March 23, 2002
Tres triste, Saturday was our last day in Paris. We bought some fresh fruit from an outdoor weekend market for breakfast and surveyed our neighborhood one last time. Naturally, we could not leave the city without a jaunt through the Louvre Museum. Taking the advice offered by Lonely Planet, we had purchased our tickets to the Louvre from Fnac at Place de la Bastille the night before so by the time we reached the museum, we could skate right in. Upon entering the complex, the first sights that greeted us were the Mini-Me version of the Arc de Triomphe and the famous Pyramide du Louvre. The controversial pyramid designed by I. M. Pei is nearly dwarfed by the Renaissance era Sully, Denon, and Richelieu Wings that embrace the courtyard. But once inside the museum, all eyes are drawn heavenward to the towering window panes; the patrons tilt their heads back and gawk open-mouthed at the bright light and blazing glass overhead, like awed children mesmerized by shiny, glittery objects. Or maybe it was just me.

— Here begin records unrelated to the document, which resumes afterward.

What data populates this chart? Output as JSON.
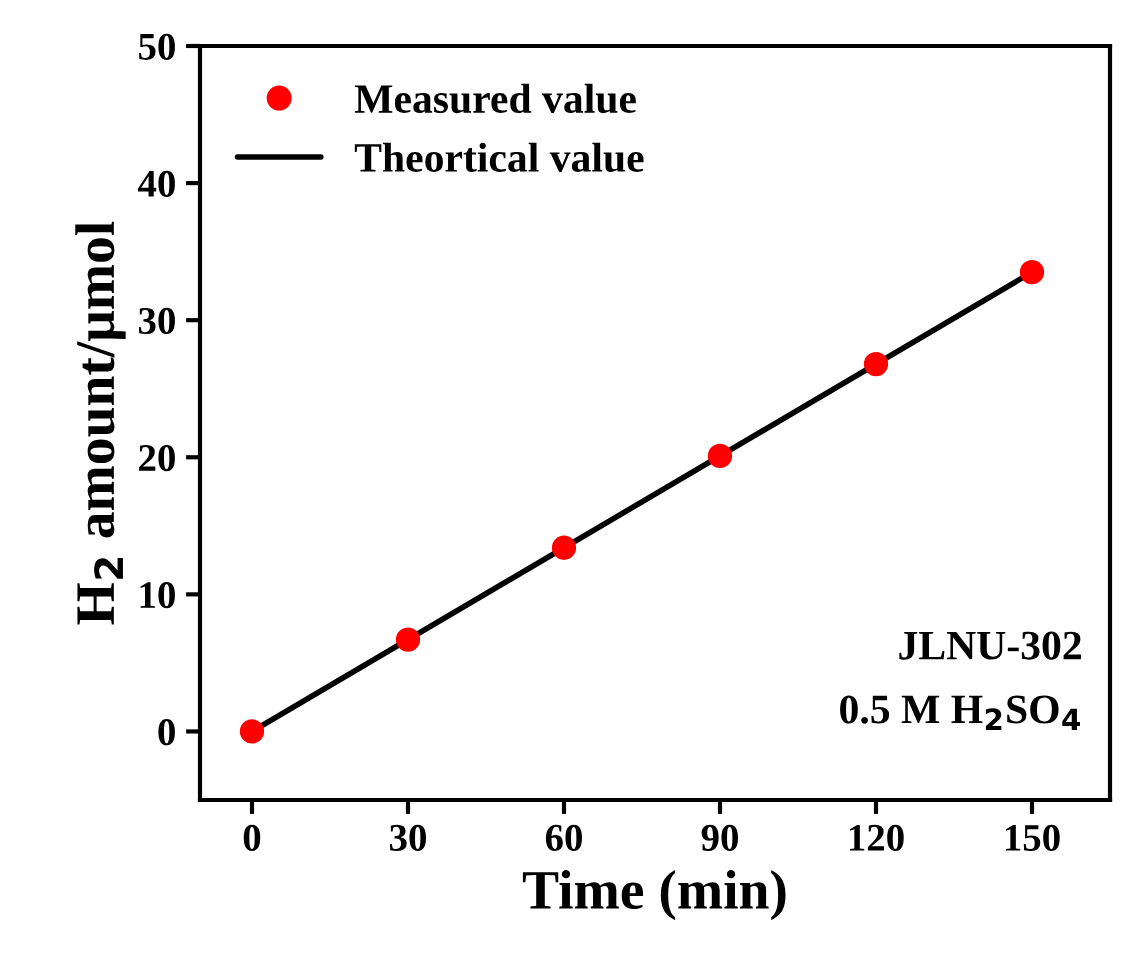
{
  "chart_data": {
    "type": "line",
    "xlabel": "Time (min)",
    "ylabel": "H$_{2}$ amount/μmol",
    "series": [
      {
        "name": "Measured value",
        "type": "scatter",
        "color": "#ff0000",
        "x": [
          0,
          30,
          60,
          90,
          120,
          150
        ],
        "values": [
          0,
          6.7,
          13.4,
          20.1,
          26.8,
          33.5
        ],
        "marker": "circle"
      },
      {
        "name": "Theortical value",
        "color": "#000000",
        "x": [
          0,
          150
        ],
        "values": [
          0,
          33.5
        ],
        "marker": "none",
        "line_style": "solid"
      }
    ],
    "xlim": [
      -10,
      165
    ],
    "xticks": [
      0,
      30,
      60,
      90,
      120,
      150
    ],
    "ylim": [
      -5,
      50
    ],
    "yticks": [
      0,
      10,
      20,
      30,
      40,
      50
    ],
    "annotations": [
      "JLNU-302",
      "0.5 M H$_{2}$SO$_{4}$"
    ],
    "legend": "top left",
    "grid": false
  }
}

We spent about half of the day trekking from wing to wing, century to century. Venus de Milo, check. Winged Victory of Samothrace, check. Da Vinci's Mona Lisa (who, in true prima donna form, had her very own room, was encased in bulletproof glass, and, at 77 centimeters high, was much smaller in real life than one would imagine), check. Tourists, myself included, flocked to these famous works of art and clustered around them like buzzing bees dancing around their queen. Or, in this case, three queens. Not surprisingly, the Islamic Art section was not teeming with visitors, so we were able to absorb and appreciate the art at a leisurely pace.

The Egyptian antiquities section was pretty extensive but a far cry from the selection in the insanely crowded museum in Cairo where you are overwhelmed by the sheer number of items. There, you feel almost as though you are just dodging the seemingly carelessly tossed together exhibits and rummaging around the jam-packed collection in someone's dusty, musty, unventilated attic. Here, the exhibits are well-tended to, prettily displayed, and nicely spaced out in an orderly manner. Plus, you can breathe. Bravo, Le Louvre!

Starved, we had lunch at the closest brasserie we could find and indulged in our favorite dish: fromage et pain. We hit up the nearby Monoprix to load up on last-minute goodies and spent the rest of the afternoon and evening walking along the Seine River, dining at Diep again, and cramming all of our belongings into our straining, groaning luggage. So there you have it, folks: my and Lil Baji's trip to France.